Manuel Tapia Gutiérrez
era un indio yaqui convertido al catolicismo. Manuelito era muy inteligente y
sabía adaptarse a la sociedad criolla en la que vivía, pues tenía más contacto
con hombres blancos que con indios de su tribu.
Trabajaba en una oficina
administrativa del gobierno colonial de inicios de 1800, en Villa del Pitic.

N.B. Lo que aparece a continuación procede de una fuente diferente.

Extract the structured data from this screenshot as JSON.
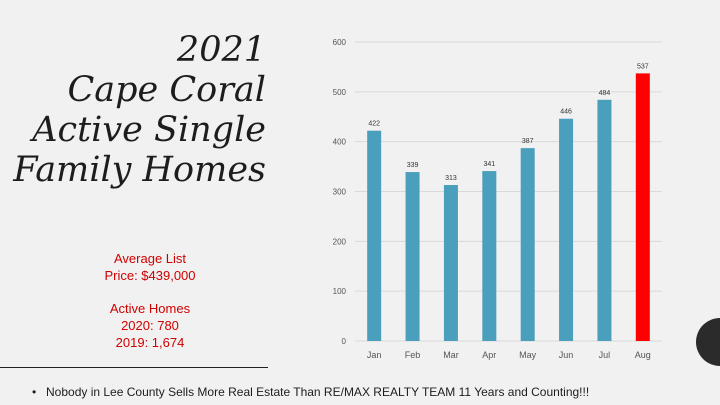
{
  "title_lines": [
    "2021",
    "Cape Coral",
    "Active Single",
    "Family Homes"
  ],
  "stats": {
    "avg_line1": "Average List",
    "avg_line2": "Price: $439,000",
    "active_label": "Active Homes",
    "active_2020": "2020: 780",
    "active_2019": "2019: 1,674"
  },
  "footer": {
    "bullet": "•",
    "text": "Nobody in Lee County Sells More Real Estate Than RE/MAX REALTY  TEAM  11 Years and Counting!!!"
  },
  "colors": {
    "bar": "#4a9fbd",
    "highlight": "#ff0000",
    "grid": "#d9d9d9",
    "label": "#555555",
    "stats_text": "#d10000"
  },
  "chart_data": {
    "type": "bar",
    "categories": [
      "Jan",
      "Feb",
      "Mar",
      "Apr",
      "May",
      "Jun",
      "Jul",
      "Aug"
    ],
    "values": [
      422,
      339,
      313,
      341,
      387,
      446,
      484,
      537
    ],
    "data_labels": [
      "422",
      "339",
      "313",
      "341",
      "387",
      "446",
      "484",
      "537"
    ],
    "highlight_index": 7,
    "ylim": [
      0,
      600
    ],
    "yticks": [
      0,
      100,
      200,
      300,
      400,
      500,
      600
    ],
    "grid": true,
    "title": "",
    "xlabel": "",
    "ylabel": ""
  }
}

Tenía como novia a una bella joven criolla llamada Isabel de la Torre y
Landavazo, enamorada de Manuelito y prendada de su guapura, su buen
comportamiento, y de su buena conducta.
Su jefe, el capitán
Andrés de Alcocer, lo apreciaba porque era buen trabajador. En cambio, la madre
de Isabel, doña Ignacia Durazo, lo detestaba y lo consideraba muy poca cosa
para su hija. El padre, don Pedro, era más benevolente con el amor de su niña
hacia el indio, pero le tenía miedo a su esposa, de carácter enojón y
escandaloso, y aceptaba todo lo que ella decidiera.
Isabel creyó que lo más
conveniente era casarse en seguida con Manuelito, pero su madre se negó
rotundamente, amenazando a su hija de la peor manera y augurándole como mínimo
los terribles fuegos del infierno si llegaba a casarse con un indio “salvaje”,
descendiente de chamanes, de raza inferior, pagano y, para colmo, moreno. A
pesar de las súplicas, las lágrimas, y los berrinches de Isabel, doña Ignacia
no sólo no cambió de parecer sino que se opuso con mayor fuerza a ese
“desatinado y desigual matrimonio”, y acudió a un brujo del pueblo para
impedirlo.
Como Isabel persistía,
un día doña Ignacia le dijo:
-¡Bien, hija, puesto que
estás decidida a casarte, boda tendrás, de eso no te quepa la menor duda!-
Isabel se puso eufórica, pero luego le pareció que las palabras de su madre
estaban cargadas de un cierto tonillo que no le gustó nada y le asustó. Llena
de aprehensión acudió a don Pedro para exponerle su temor. Su padre la escuchó
y conociendo la mala índole de su esposa decidió tomar providencias. Ambos
acudieron a la iglesia y se encomendaron al Señor para que protegiera a los
amantes de las malas y hechiceras intenciones de doña Ignacia.
Los novios se casaron
con gran fausto. Al salir de la iglesia, el cielo se oscureció y un enorme rayo
cayó sobre Manuelito que quedó en el acto todo calcinado. La descarga eléctrica
alcanzó a Isabel, quien murió fulminada en el acto. Algunos invitados corrieron
a la casa de Ignacia que no había asistido a la boda, y le dieron la terrible
noticia a gritos:
-¡doña Ignacia, doña
Ignacia, los novios han muerto alcanzados por un rayo!-
-¡Cómo!- exclamó la
mujer, -¿Ambos han muerto?-
-¡Sí, señora, al
dirigirse a la carreta, en el atrio de la iglesia un rayo los alcanzó y los
fulminó, los dos están muertos!-
Como loca, la madre
acudió de nuevo al brujo, le compró un potente veneno, lo bebió, y cayó muerta
al instante. El padre, desolado, no volvió a hablar de la fatal boda, se
encerró en su casa a esperar que le llegase la muerte cuando Dios así lo
dispusiera.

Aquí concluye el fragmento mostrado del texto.